Summarizing the 1GB New York Times corpus in 1hour on a 1.3Ghz laptop

Today we will try to summarize the 1GB New York Times corpus in a reasonable time on a single-core 1.3Ghz machine. It contains document IDs, word IDs and the number of occurences of each word in each document. A separate file contains the words which correspond to the word IDs. The document IDs have no corresponding titles, so it is impossible to tell which document contains the given words. Some words also seem to be altered intentionally by the dataset creator, since they start with strange prefixes like "zzz_". Despite of this, finding a way to summarize such a large dataset quickly is valuable in itself.

The number of instances in the dataset are given as 8 million, while the number of attributes as 100000—you would agree that this is a very high dimensionality. Attempting to work with it in Python would have been nice if possible, because the language gives us access to scikit-learn's topic extraction algorithms like non-negative matrix factorization (NMF) and Latent Dirichlet Allocation (LDA). Yet, even applying these topic extraction methods isn't scalable to very large datasets like this one. In my earlier tests with the small sample datasets provided in the library, the fastest of the two methods took ≈5s, while the slowest ≈16s on a single document, where memory bandwidth limitations weren't even visible. As we will see at the end, this dataset has 300000 documents, which makes fitting these methods prohibitively expensive, even when they could have provided greater insight in the data. Unfortunately, handling this dataset with Python was not feasible on this machine, mainly due to the memory bottlenecks, which are a common in an interpreted language.

For this reason, we need a faster alternative, possibly touching the dataset as lightly as possible. So we can write the following code:

#include <fstream> #include <sstream> #include <iostream> #include <string> #include <vector> #include <algorithm> #include <map> using namespace std; int main () { string line; ifstream file, vocab_file; ofstream out; // Store results of analysis here out.open("nytimes_topic_results.txt"); // Read words. Position determines wordID. vector<string> words; vocab_file.open("vocab.nytimes.txt"); while(getline(vocab_file,line)) { words.push_back(line); } vocab_file.close(); // Read docID, wordID, word_count triples. file.open("docword.nytimes.txt"); int docID = -1; string word = ""; int word_count = -1; int current_line = 0; int word_pos = 0; size_t k = 0; size_t num_words_to_show = 15; map<string, int> m; vector<pair<int, string>> pv; map<int, map<string, int>> docs; while(getline(file, line)) { if(current_line > 3) { stringstream linestream(line); string value; while(getline(linestream, value, ' ')) { switch(word_pos) { case 0: docID = stoi(value); break; case 1: word = words[stoi(value)]; break; case 2: word_count = stoi(value); break; } if(word_count >= 0) { // some occurences are -1 docs[docID][word] = word_count; } word_pos++; } word_pos = 0; } current_line++; } for(const auto doc : docs) { k = 0; pv.clear(); for(const auto me : doc.second) { pv.push_back(make_pair(me.second, me.first)); } sort(pv.rbegin(), pv.rend()); out << "DocID " << doc.first << " -> "; for(const auto pe : pv) { if(k < num_words_to_show) { out << pe.second << "(" << pe.first << "), "; k++; } } out << endl; } file.close(); out.close(); return 0; }

Despite looking big, this C++ code does only few things. It reads the two data files and outputs the result in the form of "docID -> list of the 15 most frequent words". The result can be seen as a file (19.6MB compressed, 76.2MB uncompressed), where the summarization has reduced the dataset by a factor of ≈13 times. We obtain a simple overview of each document without having to spend a lot of time on it.

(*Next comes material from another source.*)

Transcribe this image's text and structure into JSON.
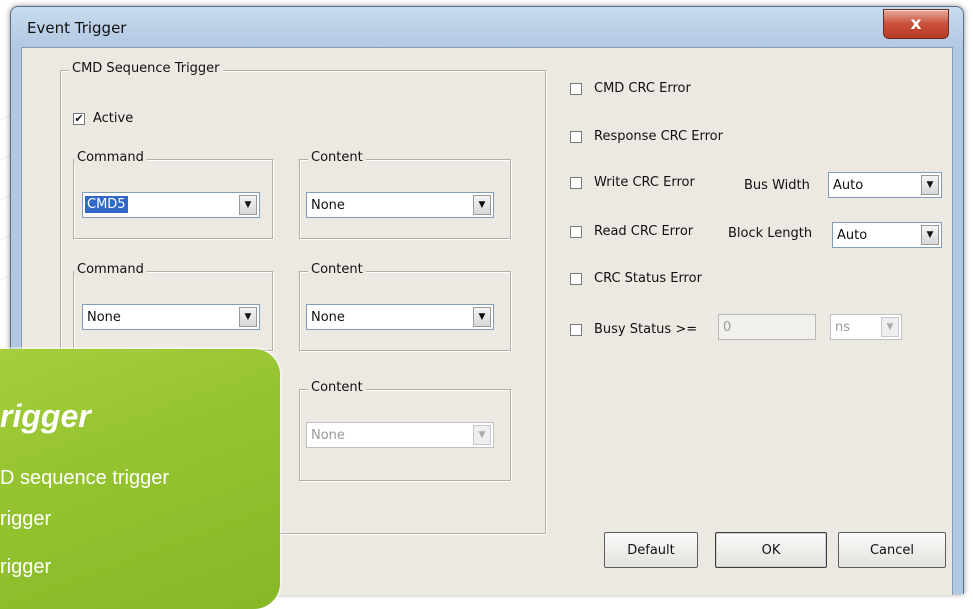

Note that the code could still be optimized, but here the decision was to keep it simple. We could replace the expensive sorting of potentially large vectors with a more lightweight alternative. C++ is really fast with reading and writing files, but once these files reach a given size, the time to keep and update them in memory while writing seems to trump the time for the writing itself. Initially, I thought, perhaps writing in many smaller pieces at a time could have been faster, but at one given moment, the whole would still need to be merged and then the memory cost would likely spike once again. I can not tell whether this would be true without further experimentation (takes too much time on a slow machine).

This case shows that choosing the right language for the task can make the difference between when we experience something as prohibitively expensive and possible, but within an hour of patience. And since my previous attempt to work with the Reuters RCV1 dataset (2.5GB) from within Python has failed, this would serve as a reminder to always seek alternatives.